The large use of face masks and hand sanitizer in combo with all the measures abovementioned got Taiwan to register only 602 cases of Covid19 since the beginning of the pandemic with only imported new cases in the last few months which is a remarkable result considering that the population density in Taiwan is 673 per Km2.
With all these measures in place and basically no internal new cases of Covid19 in the country, Taiwan has managed to allow large-scale music events in the country.
Last September the country hosted S2O festival lighting a glimmer of hope for dance music fans around the world. This weekend, with Ultra hosting Road to Taiwan and live streaming the event worldwide, a wave of optimism seems to have gone through the festivals-goers.
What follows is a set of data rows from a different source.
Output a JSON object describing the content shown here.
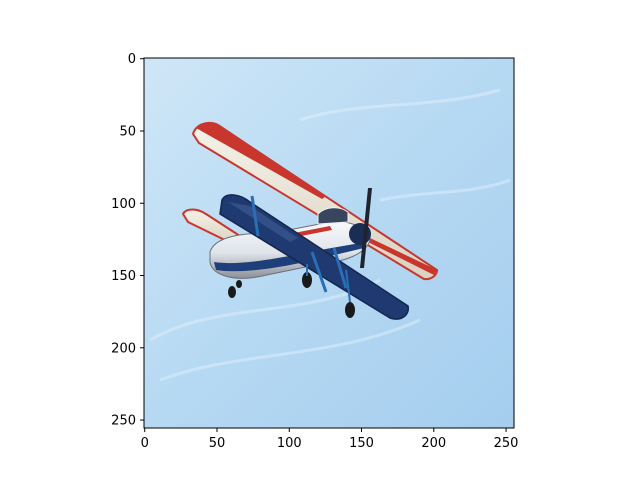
{
  "figure": {
    "image_description_icon": "biplane-photo",
    "colors": {
      "sky_light": "#cfe6f7",
      "sky_mid": "#a9d0ef",
      "wing_cream": "#f1ece0",
      "wing_red": "#c8362d",
      "hull_blue": "#1f3f7a",
      "hull_white": "#f4f6f8"
    }
  },
  "chart_data": {
    "type": "image",
    "xlim": [
      -0.5,
      255.5
    ],
    "ylim": [
      255.5,
      -0.5
    ],
    "x_ticks": [
      0,
      50,
      100,
      150,
      200,
      250
    ],
    "y_ticks": [
      0,
      50,
      100,
      150,
      200,
      250
    ],
    "x_tick_labels": [
      "0",
      "50",
      "100",
      "150",
      "200",
      "250"
    ],
    "y_tick_labels": [
      "0",
      "50",
      "100",
      "150",
      "200",
      "250"
    ],
    "grid": false
  }
}
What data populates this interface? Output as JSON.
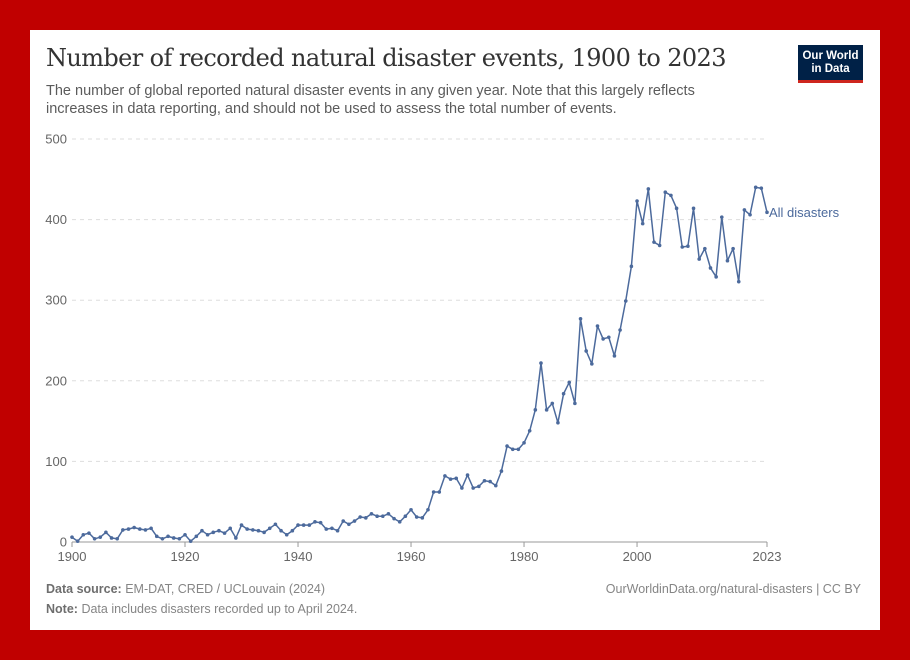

“It was pretty surreal given the state of the rest of the world. Was really fun too” – told us who has attended the event – “As far as masks, everyone was required to wear a mask at the gate. Past the gate, 99% of people took them off. We also had to fill out a contact tracing form on entry, get our temps taken, and our hands sanitized.”
Besides local artists, Road to Ultra Taiwan 2020 managed to have on the lineup four heavyweight artists from the lights of Kayzo, Vini Vici, Slander, and Alesso. Because of the strict travel policy, they all had to quarantine for 14 days once arrived in Taiwan.
Clearly, the Taiwan model worked because they acted quickly at the very beginning of the pandemic. With the Covid19 situation out of control, again, in Europe and America, hoping for a festival like Road to Ultra Taiwan is definitely a utopia but, the fact that someone in the world was able to plan and deliver such an event in safety bodes well.